The preliminary efficacy of crizotinib in treating patients with ROS-1 positive NSCLC was reported at the American Society of Clinical Oncology (ASCO) annual meeting in 2012. A total of 13 patients in the human group had a well-tolerated ORR of 54% and an 8-week DCR of 85%.
The efficacy of crizotinib in treating patients with ROS-1-positive advanced NSCLC was also reported at the 2013 ASCO Annual Meeting. The evaluable 25 patients had an ORR of 56% and DCRs of 76% and 60% at 8 and 16 weeks, respectively, with a median PFS yet to be achieved. This study reconfirmed the effectiveness of crizotinib in the treatment of ROS-1-positive advanced NSCLC [42].
CONCLUSION: Crizotinib treatment is recommended for patients with advanced NSCLC positive for ALK and ROS-1 fusion genes.
4. Angiogenesis inhibitors
The results of two phase III randomized studies confirmed the efficacy of the angiogenesis inhibitor bevacizumab in combination with chemotherapy when applied in first line in nonsquamous NSCLC [43-44], and the trial group continued to maintain bevacizumab treatment after the end of chemotherapy until disease progression or the development of intolerable drug toxicity.
In the E4599 study, a regimen of carboplatin/paclitaxel combined with bevacizumab at 15 mg/kg every 3 weeks significantly improved overall survival, PFS, and ORR in patients with overall survival of 12.3 and 10.3 months, PFS of 6.2 and 4.5 months, and ORR of 35% and 15%, respectively [43].

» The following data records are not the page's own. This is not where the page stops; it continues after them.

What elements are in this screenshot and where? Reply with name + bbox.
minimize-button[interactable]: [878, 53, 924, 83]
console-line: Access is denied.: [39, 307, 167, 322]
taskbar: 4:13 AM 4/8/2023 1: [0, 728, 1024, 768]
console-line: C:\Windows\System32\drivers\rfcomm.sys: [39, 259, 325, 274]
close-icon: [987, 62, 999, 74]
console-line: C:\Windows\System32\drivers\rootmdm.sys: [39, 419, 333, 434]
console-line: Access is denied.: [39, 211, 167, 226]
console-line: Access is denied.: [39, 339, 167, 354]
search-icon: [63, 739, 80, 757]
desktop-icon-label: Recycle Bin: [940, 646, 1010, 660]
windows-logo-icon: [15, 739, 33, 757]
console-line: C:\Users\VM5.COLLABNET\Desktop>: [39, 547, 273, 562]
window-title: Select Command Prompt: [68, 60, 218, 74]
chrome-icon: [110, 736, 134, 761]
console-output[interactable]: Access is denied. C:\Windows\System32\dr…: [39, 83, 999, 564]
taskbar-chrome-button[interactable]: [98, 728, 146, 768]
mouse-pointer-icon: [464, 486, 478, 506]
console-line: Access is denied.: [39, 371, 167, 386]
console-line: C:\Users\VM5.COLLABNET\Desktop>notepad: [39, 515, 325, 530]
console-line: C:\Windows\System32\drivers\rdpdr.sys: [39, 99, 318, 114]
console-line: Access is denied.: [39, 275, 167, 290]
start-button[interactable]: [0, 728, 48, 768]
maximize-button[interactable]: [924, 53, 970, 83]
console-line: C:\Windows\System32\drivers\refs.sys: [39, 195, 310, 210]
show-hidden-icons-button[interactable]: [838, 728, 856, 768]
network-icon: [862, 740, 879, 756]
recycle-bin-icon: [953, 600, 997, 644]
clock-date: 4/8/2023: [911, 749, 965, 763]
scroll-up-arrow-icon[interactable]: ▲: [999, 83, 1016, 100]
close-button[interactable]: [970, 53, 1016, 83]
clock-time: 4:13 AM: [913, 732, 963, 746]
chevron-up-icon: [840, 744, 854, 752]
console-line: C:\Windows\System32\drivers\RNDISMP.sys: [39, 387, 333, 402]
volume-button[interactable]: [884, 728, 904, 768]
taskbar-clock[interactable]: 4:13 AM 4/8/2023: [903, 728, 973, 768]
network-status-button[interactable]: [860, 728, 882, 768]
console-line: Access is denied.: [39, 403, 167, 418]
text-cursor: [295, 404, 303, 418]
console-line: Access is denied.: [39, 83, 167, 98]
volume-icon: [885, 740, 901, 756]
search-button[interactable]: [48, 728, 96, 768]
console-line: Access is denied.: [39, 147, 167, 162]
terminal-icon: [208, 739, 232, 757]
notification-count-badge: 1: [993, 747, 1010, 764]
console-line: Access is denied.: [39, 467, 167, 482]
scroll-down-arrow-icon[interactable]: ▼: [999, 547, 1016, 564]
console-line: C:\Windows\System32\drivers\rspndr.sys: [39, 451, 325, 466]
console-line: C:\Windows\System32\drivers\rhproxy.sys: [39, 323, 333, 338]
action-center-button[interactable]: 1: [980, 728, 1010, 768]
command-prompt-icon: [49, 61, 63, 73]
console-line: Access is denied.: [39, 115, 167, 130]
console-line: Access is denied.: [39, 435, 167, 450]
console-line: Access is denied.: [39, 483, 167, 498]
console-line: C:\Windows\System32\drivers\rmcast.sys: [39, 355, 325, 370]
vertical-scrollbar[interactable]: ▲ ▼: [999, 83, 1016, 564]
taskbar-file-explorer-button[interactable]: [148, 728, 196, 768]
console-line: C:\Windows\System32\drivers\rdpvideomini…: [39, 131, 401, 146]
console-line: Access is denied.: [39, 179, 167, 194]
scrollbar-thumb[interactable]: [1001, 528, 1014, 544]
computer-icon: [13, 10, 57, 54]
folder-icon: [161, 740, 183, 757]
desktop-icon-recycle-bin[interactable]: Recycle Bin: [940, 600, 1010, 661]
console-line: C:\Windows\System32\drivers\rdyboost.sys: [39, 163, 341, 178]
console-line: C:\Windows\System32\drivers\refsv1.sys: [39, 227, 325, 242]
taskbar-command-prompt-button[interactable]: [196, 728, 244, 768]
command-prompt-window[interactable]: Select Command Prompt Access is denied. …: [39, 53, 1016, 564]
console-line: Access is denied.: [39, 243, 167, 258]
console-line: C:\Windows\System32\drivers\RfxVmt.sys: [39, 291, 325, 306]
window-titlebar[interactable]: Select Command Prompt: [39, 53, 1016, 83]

The results of the AVAIL study confirmed that bevacizumab combined with cisplatin/gemcitabine regimen at 7.5 or 15 mg/kg every 3 weeks significantly improved PFS and ORR in patients with no significant prolongation of overall survival compared to placebo combined with cisplatin/gemcitabine [44]. Common adverse effects of bevacizumab include hypertension, proteinuria, and bleeding, but the incidence of grade 3 hypertension is less than 4%, grade 4 hypertension is less than 0.5%, grade 4 proteinuria is less than 0.5%, and the incidence of bleeding is less than 2%.
Bevacizumab is not recommended for the following conditions.
Squamous or mixed type of lung cancer with predominantly squamous cancer.
Tumor invasion of large blood vessels.
A history of hemoptysis (1 hemoptysis > 2.5 ml).
Uncontrollable cardiovascular disease such as primary hypertension.
The results of a phase III randomized clinical study in China confirmed that recombinant human vascular endothelial inhibitor combined with vincristine/cisplatin significantly improved ORR compared with placebo combined with vincristine/cisplatin in patients with advanced NSCLC, 35.4% and 19.5%, respectively, and time to tumor progression, 6.3 and 3.6 months, respectively, and there was no statistical difference in the incidence of adverse events between the two groups [45].
Conclusion.
For patients with advanced non-squamous NSCLC with a functional status score of 0 to 1, in the absence of significant hemoptysis and tumor invasion of large vessels, combining bevacizumab with first-line chemotherapy (carboplatin/paclitaxel or cisplatin/gemcitabine) is recommended (bevacizumab has no indication for lung cancer in China at this time, but is expected to be approved by CFDA soon).
For patients with advanced NSCLC, vincristine/cis-molybdenum in combination with recombinant human vascular endothelial inhibitor may be used.